A Service of The Greening Earth Society   

Green Alert

September 18, 2001 Vol. 1, No. 7

As the atmosphere’s carbon dioxide concentration rises, earth’s plants are becoming increasingly productive due to CO2’s aerial fertilization effect. With more CO2 available, the plants’ photosynthetic prowess increases. This helps drive the great "greening of the earth" that is documented by satellite observations (Myneni et al., 1997; Zhou et al., 2001). Plant growth rates get a boost of 30 to 50 percent in response to a doubling of the ambient CO2 concentration (Idso and Idso, 1994). This, in turn, enables earth’s plants to remove greater quantities of CO2 from the atmosphere. For plants, CO2 is a most highly-prized resource, one that ultimately allows them to sequester more of the trace gas’ valuable carbon in their tissues and in the soils in which they grow.

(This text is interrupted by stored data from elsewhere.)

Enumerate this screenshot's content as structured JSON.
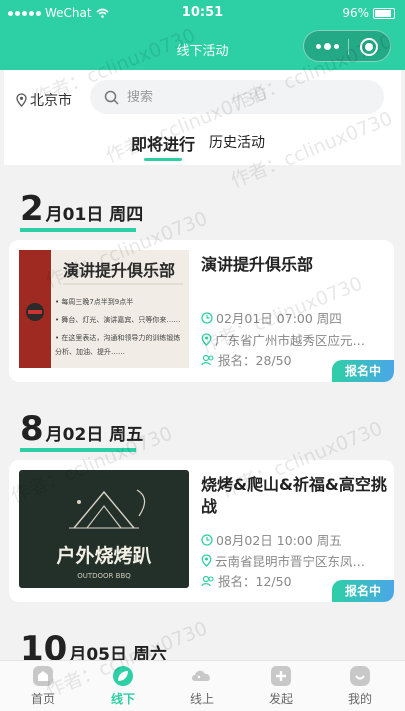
{
  "status_bar": {
    "carrier": "WeChat",
    "time": "10:51",
    "battery": "96%"
  },
  "nav": {
    "title": "线下活动"
  },
  "header": {
    "city": "北京市",
    "search_placeholder": "搜索",
    "tabs": [
      {
        "label": "即将进行",
        "active": true
      },
      {
        "label": "历史活动",
        "active": false
      }
    ]
  },
  "events": [
    {
      "date_big": "2",
      "date_rest": "月01日 周四",
      "title": "演讲提升俱乐部",
      "thumb_title": "演讲提升俱乐部",
      "thumb_lines": [
        "• 每周三晚7点半到9点半",
        "• 舞台、灯光、演讲嘉宾、只等你来……",
        "• 在这里表达，沟通和领导力的训练锻炼",
        "  分析、加油、提升……"
      ],
      "time": "02月01日 07:00 周四",
      "location": "广东省广州市越秀区应元…",
      "signup": "报名：28/50",
      "status": "报名中"
    },
    {
      "date_big": "8",
      "date_rest": "月02日 周五",
      "title": "烧烤&爬山&祈福&高空挑战",
      "thumb_title": "户外烧烤趴",
      "thumb_sub": "OUTDOOR BBQ",
      "time": "08月02日 10:00 周五",
      "location": "云南省昆明市晋宁区东凤…",
      "signup": "报名：12/50",
      "status": "报名中"
    },
    {
      "date_big": "10",
      "date_rest": "月05日 周六"
    }
  ],
  "tabbar": [
    {
      "label": "首页",
      "icon": "home-icon",
      "active": false
    },
    {
      "label": "线下",
      "icon": "leaf-icon",
      "active": true
    },
    {
      "label": "线上",
      "icon": "cloud-icon",
      "active": false
    },
    {
      "label": "发起",
      "icon": "plus-icon",
      "active": false
    },
    {
      "label": "我的",
      "icon": "smile-icon",
      "active": false
    }
  ],
  "watermark": "作者：cclinux0730",
  "colors": {
    "accent": "#2dcfa5",
    "badge_end": "#4aa6e8"
  }
}
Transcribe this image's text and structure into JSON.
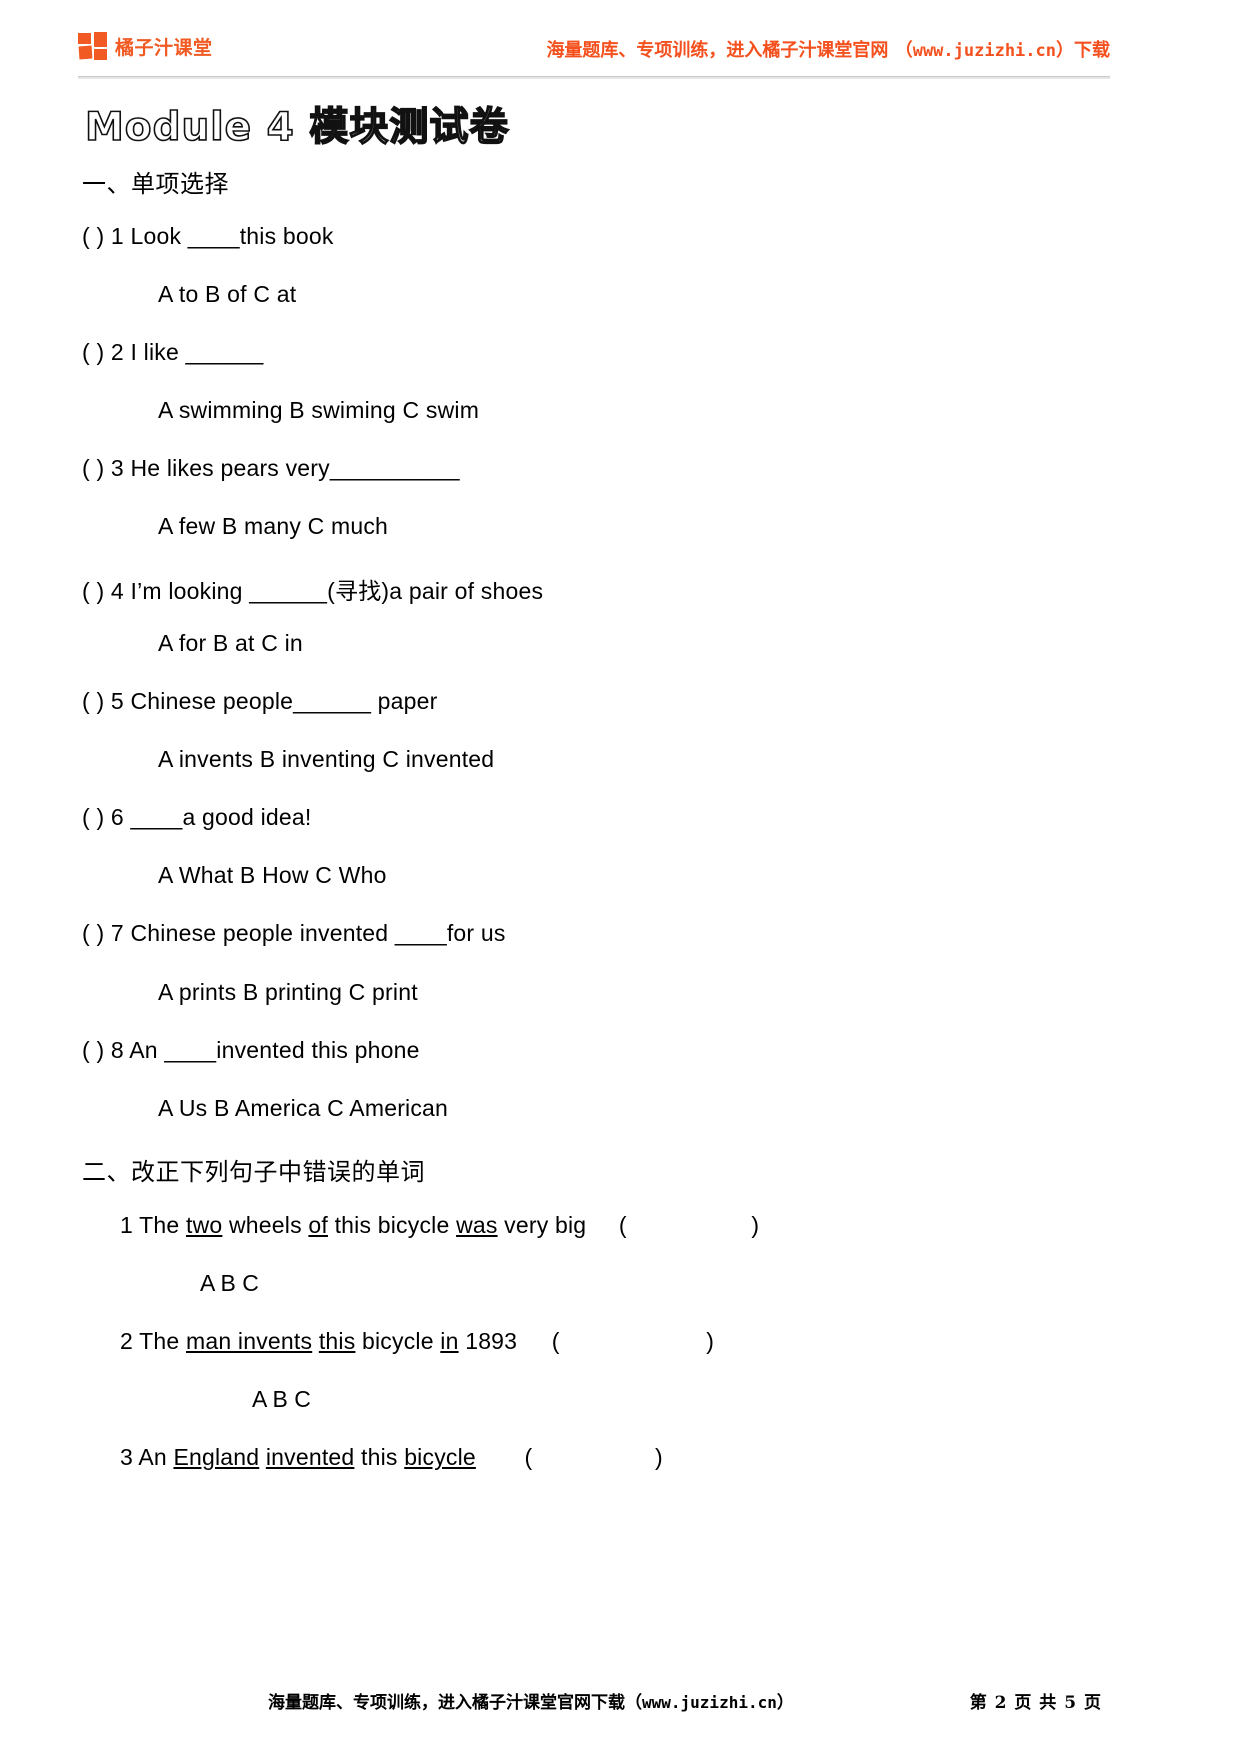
{
  "header": {
    "logo_text": "橘子汁课堂",
    "promo_prefix": "海量题库、专项训练，进入橘子汁课堂官网 （",
    "promo_url": "www.juzizhi.cn",
    "promo_suffix": "）下载",
    "accent_color": "#F4511E"
  },
  "title": "Module  4   模块测试卷",
  "sections": [
    {
      "heading": "一、单项选择",
      "questions": [
        {
          "stem": "(        ) 1 Look ____this book",
          "options": "A    to        B    of      C at"
        },
        {
          "stem": "(        ) 2 I like ______",
          "options": "A    swimming        B swiming     C    swim"
        },
        {
          "stem": "(        ) 3 He likes pears very__________",
          "options": "A    few          B    many     C    much"
        },
        {
          "stem": "(        ) 4 I’m looking ______(寻找)a pair of shoes",
          "options": "A    for          B    at        C in"
        },
        {
          "stem": "(        ) 5 Chinese people______ paper",
          "options": "A    invents     B    inventing     C invented"
        },
        {
          "stem": "(        ) 6 ____a good idea!",
          "options": "A    What       B    How      C Who"
        },
        {
          "stem": "(        ) 7 Chinese people invented ____for us",
          "options": "A    prints     B    printing     C    print"
        },
        {
          "stem": "(        ) 8 An ____invented this phone",
          "options": "A    Us      B    America    C American"
        }
      ]
    },
    {
      "heading": "二、改正下列句子中错误的单词",
      "items": [
        {
          "number": "1 The ",
          "u1": "two",
          "mid1": " wheels ",
          "u2": "of",
          "mid2": " this bicycle ",
          "u3": "was",
          "tail": " very big",
          "paren_open": "(",
          "paren_close": ")",
          "marks": "A                  B                     C"
        },
        {
          "number": "2 The ",
          "u1": "man invents",
          "mid1": " ",
          "u2": "this",
          "mid2": " bicycle ",
          "u3": "in",
          "tail": " 1893",
          "paren_open": "(",
          "paren_close": ")",
          "marks": "A          B          C"
        },
        {
          "number": "3 An ",
          "u1": "England",
          "mid1": " ",
          "u2": "invented",
          "mid2": " this ",
          "u3": "bicycle",
          "tail": "",
          "paren_open": "(",
          "paren_close": ")",
          "marks": ""
        }
      ]
    }
  ],
  "footer": {
    "text_prefix": "海量题库、专项训练，进入橘子汁课堂官网下载（",
    "url": "www.juzizhi.cn",
    "text_suffix": "）",
    "page_label_1": "第 ",
    "page_current": "2",
    "page_label_2": " 页 共 ",
    "page_total": "5",
    "page_label_3": " 页"
  }
}
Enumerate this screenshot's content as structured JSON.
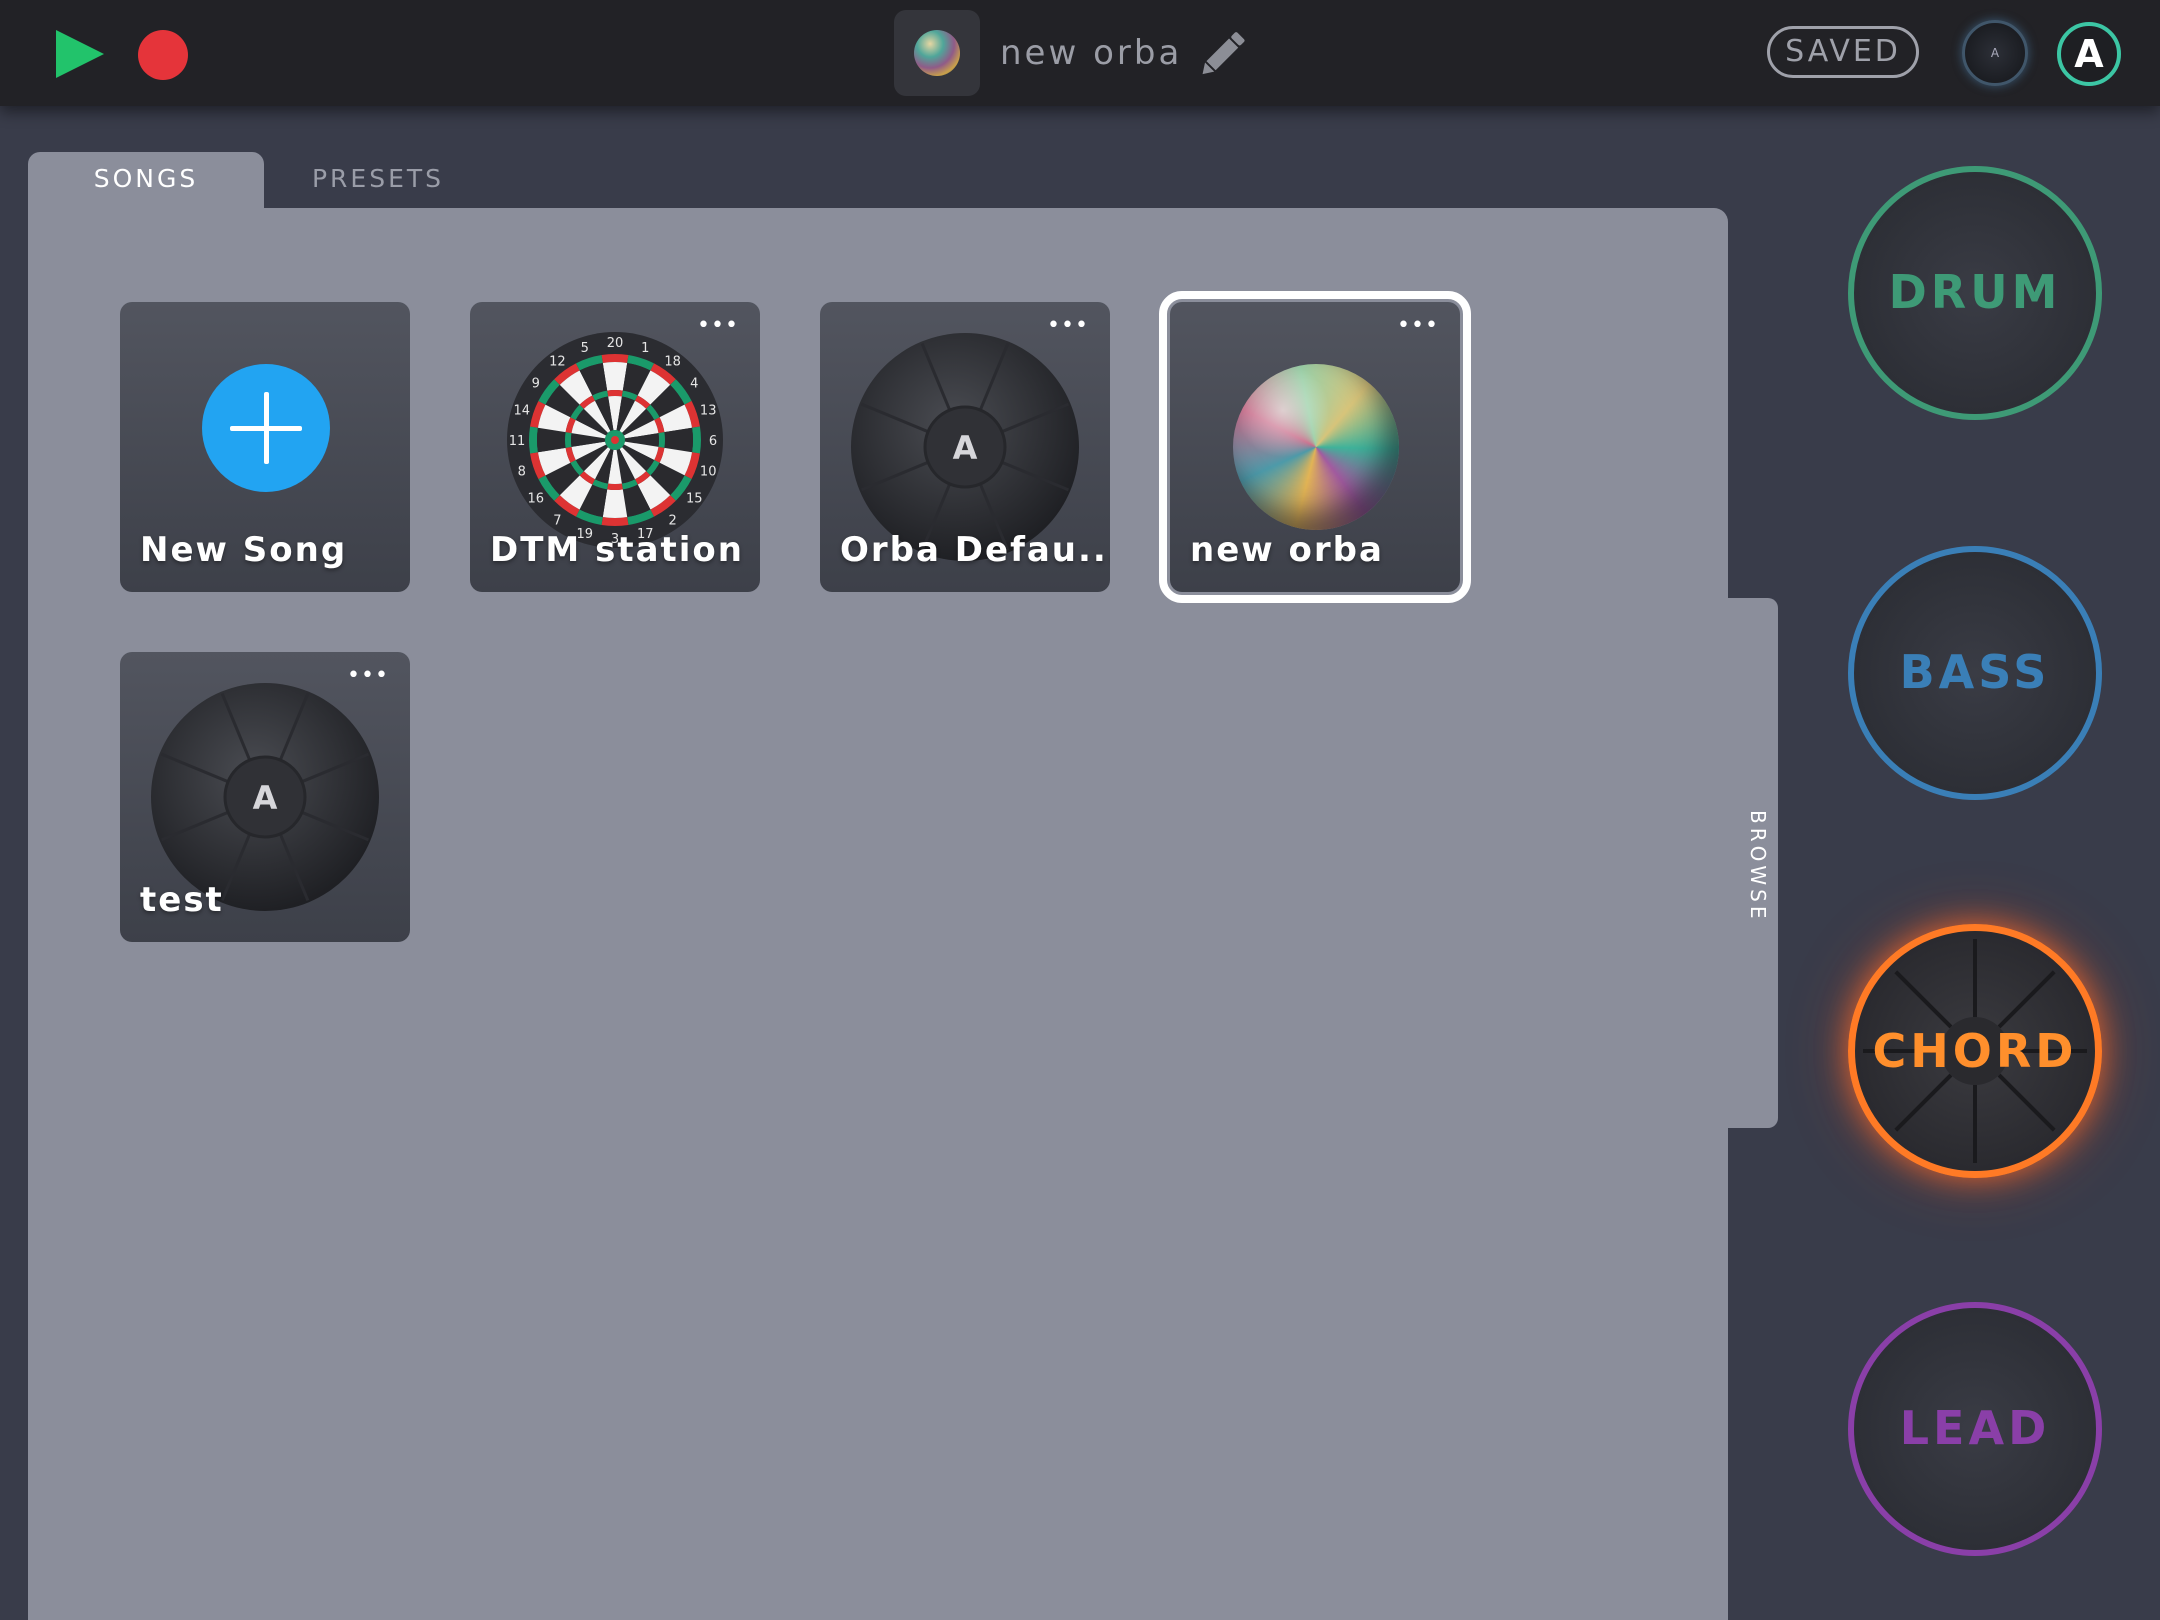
{
  "header": {
    "song_title": "new orba",
    "saved_label": "SAVED",
    "account_letter": "A",
    "device_letter": "A"
  },
  "tabs": [
    {
      "label": "SONGS",
      "active": true
    },
    {
      "label": "PRESETS",
      "active": false
    }
  ],
  "browse_label": "BROWSE",
  "songs": [
    {
      "name": "New Song",
      "kind": "new"
    },
    {
      "name": "DTM station",
      "kind": "dartboard"
    },
    {
      "name": "Orba Defau...",
      "kind": "orba"
    },
    {
      "name": "new orba",
      "kind": "marble",
      "selected": true
    },
    {
      "name": "test",
      "kind": "orba"
    }
  ],
  "card_menu_glyph": "•••",
  "dartboard_numbers": [
    "20",
    "1",
    "18",
    "4",
    "13",
    "6",
    "10",
    "15",
    "2",
    "17",
    "3",
    "19",
    "7",
    "16",
    "8",
    "11",
    "14",
    "9",
    "12",
    "5"
  ],
  "instruments": [
    {
      "label": "DRUM",
      "color": "#3e9a76"
    },
    {
      "label": "BASS",
      "color": "#3a7fb7"
    },
    {
      "label": "CHORD",
      "color": "#ff7a25",
      "active": true
    },
    {
      "label": "LEAD",
      "color": "#8a3fa8"
    }
  ],
  "colors": {
    "play": "#22c36b",
    "record": "#e5343a",
    "add_button": "#22a4f2",
    "panel": "#8b8e9b"
  }
}
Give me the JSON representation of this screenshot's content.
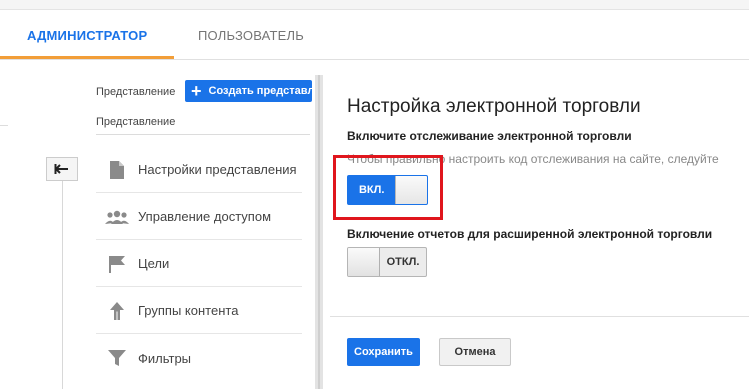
{
  "tabs": {
    "admin": "АДМИНИСТРАТОР",
    "user": "ПОЛЬЗОВАТЕЛЬ",
    "active": "admin",
    "underline_color": "#f29e38"
  },
  "sidebar": {
    "view_label": "Представление",
    "create_button": "Создать представле",
    "view_selector_label": "Представление",
    "back_icon": "back-arrow-icon",
    "items": [
      {
        "label": "Настройки представления",
        "icon": "document-icon"
      },
      {
        "label": "Управление доступом",
        "icon": "people-icon"
      },
      {
        "label": "Цели",
        "icon": "flag-icon"
      },
      {
        "label": "Группы контента",
        "icon": "content-groups-icon"
      },
      {
        "label": "Фильтры",
        "icon": "filter-icon"
      }
    ]
  },
  "panel": {
    "title": "Настройка электронной торговли",
    "ecommerce": {
      "heading": "Включите отслеживание электронной торговли",
      "hint": "Чтобы правильно настроить код отслеживания на сайте, следуйте",
      "toggle_label": "ВКЛ.",
      "toggle_state": "on"
    },
    "enhanced": {
      "heading": "Включение отчетов для расширенной электронной торговли",
      "toggle_label": "ОТКЛ.",
      "toggle_state": "off"
    },
    "save_button": "Сохранить",
    "cancel_button": "Отмена"
  },
  "colors": {
    "accent": "#1a73e8",
    "highlight": "#e0161d"
  }
}
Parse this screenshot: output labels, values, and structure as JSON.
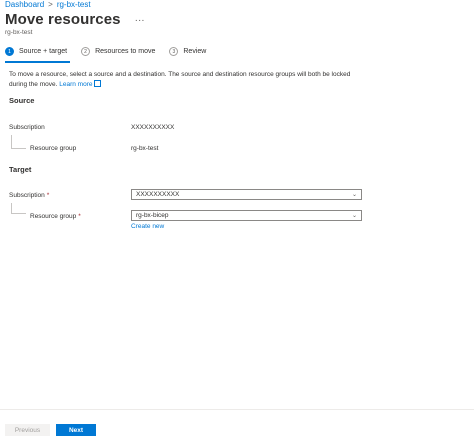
{
  "breadcrumb": {
    "items": [
      "Dashboard",
      "rg-bx-test"
    ],
    "separator": ">"
  },
  "header": {
    "title": "Move resources",
    "more": "···",
    "subtitle": "rg-bx-test"
  },
  "steps": [
    {
      "number": "1",
      "label": "Source + target",
      "active": true
    },
    {
      "number": "2",
      "label": "Resources to move",
      "active": false
    },
    {
      "number": "3",
      "label": "Review",
      "active": false
    }
  ],
  "intro": {
    "text": "To move a resource, select a source and a destination. The source and destination resource groups will both be locked during the move.",
    "learn_more": "Learn more"
  },
  "source": {
    "heading": "Source",
    "subscription_label": "Subscription",
    "subscription_value": "XXXXXXXXXX",
    "resource_group_label": "Resource group",
    "resource_group_value": "rg-bx-test"
  },
  "target": {
    "heading": "Target",
    "subscription_label": "Subscription",
    "subscription_value": "XXXXXXXXXX",
    "resource_group_label": "Resource group",
    "resource_group_value": "rg-bx-bicep",
    "required_mark": "*",
    "create_new": "Create new"
  },
  "footer": {
    "previous": "Previous",
    "next": "Next"
  },
  "colors": {
    "accent": "#0078d4",
    "required": "#a4262c",
    "text": "#323130"
  },
  "icons": {
    "dropdown": "chevron-down-icon",
    "external_link": "external-link-icon"
  }
}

How different humans are than plants! In a somewhat comparable situation, when we get access to more of something we highly prize (money, for example), often we become less efficient (or more wasteful) in our use of it. Plants, however, once on the receiving end of enhanced acquisition of CO2 (and able to "bank" more through sequestration) seem engendered with greater appreciation. They expend an even smaller proportion of the resource to maintain their lifestyle. Case-in-point, in a review of the pertinent literature, Drake et al. (1999) found that a doubling of the atmospheric CO2 concentration (about a 350 ppm increase) reduces by approximately 17 percent the mean respiration rate of the plants studied. This reduction in the rate at which stored carbon is used to drive growth processes and maintain tissue viability – which is measured by the rate of CO2 emissions from plant foliage, stems and roots – is quite substantial. The twelve researchers involved calculate this equates to an extra six to seven gigatons (six to seven billion tons) of carbon annually sequestered over the entire planet.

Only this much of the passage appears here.